It’s my time! Lone ranger Kipruto not deterred by absence of mates

Amos Kipruto

Amos Kipruto (right) and his coach Claudia Berardelli arriving for the press conference at the athletes' Hotel, De Vere Beaumont Estate, Windsor, England on September 29, 2022 ahead of the London Marathon.

Photo credit: Ayumba Ayodi | Nation Media Group

What you need to know:

  • ‘He has what it takes because is he in a unique moment for his career where he has enough experience but still fresh,’ says star’s coach
  • Breakthrough? Rising Kenyan star hopes to make the big break in iconic World Marathon Majors race in London

In London

“This is my time!” That was the precise answer from Kenya’s lone ranger, 2019 World marathon bronze medallist Amos Kipruto, when asked about his expectations for Sunday’s London Marathon.

The 30-year-old from Kapsabet said being the only Kenyan in the race gives him good pressure to work hard and deliver, knowing that 50 million-plus Kenyans will be watching him.

“Some opportunities come only once and I have a strong feeling that this is my time. This is a huge opportunity for me to win my first major, and I hope everything goes well for me on Sunday,” said Kipruto, who is making his debut at the London Marathon.

Mental and physical form

“I know I am the only Kenyan in the race but have the capability to do well and perhaps help my country recapture the London title,” said Kipruto, who has been preparing for the race for the last five months under coach Claudio Berardelli and the Gianni Demadonna management.

Olympic champion and world marathon record holder Eliud Kipchoge is the last Kenyan to win in London, sealing his fourth victory in the British capital in a course time of two hours, two minutes and 37 seconds in 2019.

Kipruto said his mental and physical form is better than when he finished second behind Kipchoge at the Tokyo Marathon on March 6 this year in personal best 2:03:13.

Kipchoge won in a course record 2:02:40.

“After Tokyo Marathon, I took a break to recover but I have been training for five months. I am here not to try but win the title,” said Kipruto.

He predicted fast times “if good weather and pacesetting will permit,” adding that it’s his wish to take down some minutes off his personal best.

Kipruto noted that having a strong training group that has the likes of Vincent Kipchumba, who finished second during the 2020 and 2011 London Marathon, last year’s Boston Marathon champion Benson Kipruto, Hamburg marathon champion Cyprian Kotut and Vanice Chebet has pushed him to be a better athlete.

“You can never be scared of anything in such a group.

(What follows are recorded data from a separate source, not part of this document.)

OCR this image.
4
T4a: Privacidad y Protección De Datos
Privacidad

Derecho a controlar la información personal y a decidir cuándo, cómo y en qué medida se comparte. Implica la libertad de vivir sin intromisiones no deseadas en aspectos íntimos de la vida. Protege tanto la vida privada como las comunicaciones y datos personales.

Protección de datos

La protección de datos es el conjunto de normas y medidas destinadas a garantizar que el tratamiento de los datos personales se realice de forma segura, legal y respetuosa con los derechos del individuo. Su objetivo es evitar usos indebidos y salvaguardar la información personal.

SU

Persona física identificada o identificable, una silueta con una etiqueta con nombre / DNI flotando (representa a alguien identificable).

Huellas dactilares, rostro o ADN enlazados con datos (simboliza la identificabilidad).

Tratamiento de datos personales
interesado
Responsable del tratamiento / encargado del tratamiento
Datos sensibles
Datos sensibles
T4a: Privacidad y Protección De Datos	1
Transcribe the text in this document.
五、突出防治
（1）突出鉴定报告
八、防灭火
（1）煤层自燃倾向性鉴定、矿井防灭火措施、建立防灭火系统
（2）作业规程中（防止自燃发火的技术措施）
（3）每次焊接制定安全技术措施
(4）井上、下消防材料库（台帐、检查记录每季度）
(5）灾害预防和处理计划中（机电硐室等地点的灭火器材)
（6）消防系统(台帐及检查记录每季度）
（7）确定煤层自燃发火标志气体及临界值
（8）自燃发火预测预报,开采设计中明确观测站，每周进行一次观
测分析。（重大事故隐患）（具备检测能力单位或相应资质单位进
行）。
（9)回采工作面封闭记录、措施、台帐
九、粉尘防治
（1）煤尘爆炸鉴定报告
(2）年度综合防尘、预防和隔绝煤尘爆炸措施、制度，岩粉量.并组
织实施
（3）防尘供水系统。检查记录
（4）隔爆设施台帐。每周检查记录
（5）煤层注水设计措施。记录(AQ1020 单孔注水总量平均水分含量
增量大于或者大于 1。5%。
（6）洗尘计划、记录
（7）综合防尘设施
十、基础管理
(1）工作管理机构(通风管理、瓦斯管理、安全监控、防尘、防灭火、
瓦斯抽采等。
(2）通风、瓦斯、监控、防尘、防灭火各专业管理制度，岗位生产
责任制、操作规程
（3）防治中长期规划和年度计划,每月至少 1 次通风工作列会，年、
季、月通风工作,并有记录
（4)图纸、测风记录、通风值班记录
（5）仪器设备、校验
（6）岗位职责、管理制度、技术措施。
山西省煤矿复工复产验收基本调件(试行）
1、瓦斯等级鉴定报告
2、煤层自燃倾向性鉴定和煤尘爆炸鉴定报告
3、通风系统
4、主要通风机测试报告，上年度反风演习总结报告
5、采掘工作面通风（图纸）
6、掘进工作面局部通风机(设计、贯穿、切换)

I am sure the end results will manifest itself on Sunday, God willing,” explained Kipruto.

Kipruto had the fourth fastest time in Sunday’s field of 2:03:13 behind Ethiopians Kenenisa Bekele (2:01:41), Birhanu Legesse (2:02:48) and Mosinet Geremew (2:02:55).

Defending champion Sisay Lemma, also from Ethiopia, has a personal best 2:03:36.

Kipruto paid tribute to his coach Berardelli, saying he has had quite an interesting time with them for many years.

“He has transformed me into a world class athlete, running the World Marathon Majors and championship races. I am glad he will be there on Sunday to watch me. He has been a mentor to me,” said Kipruto as he described Berardelli as a superhero to many.

“I have learnt a lot from him in and out of athletics. He has been more than a father and a parent and it’s my prayer that I will make him happy on Sunday,” said Kipruto.

Berardelli noted that Kipruto’s calmness is what has amazed him and that the time for his athlete to win his first major marathon has come.

‘One of the protagonists’

“He has what it takes because is he in a unique moment for his career where he has enough experience but still fresh,” said Berardelli, adding that finishing second in Berlin in 2018, third in 2018 Tokyo and second in 2022 Tokyo coupled with a bronze at the 2019 World Athletics Championships set the stage for Kipruto.

“He is now one of the protagonists in a marathon like London which is no doubt the most competitive race. It will be tough but we are here and training went on well in Kapsabet,” said Berardelli, adding that Kipruto has the right mixer of tension but at the same time relaxed.

Marathon’s intricacies

“This is a good sign of someone who has done what is required of him but of course every season demands a different approach.

“Kipruto’s body is still in long adaption, changing season by season,” said Berardelli, adding that his protégée is in good shape as he was in Tokyo, but cautioned that every marathon has its own intricacies.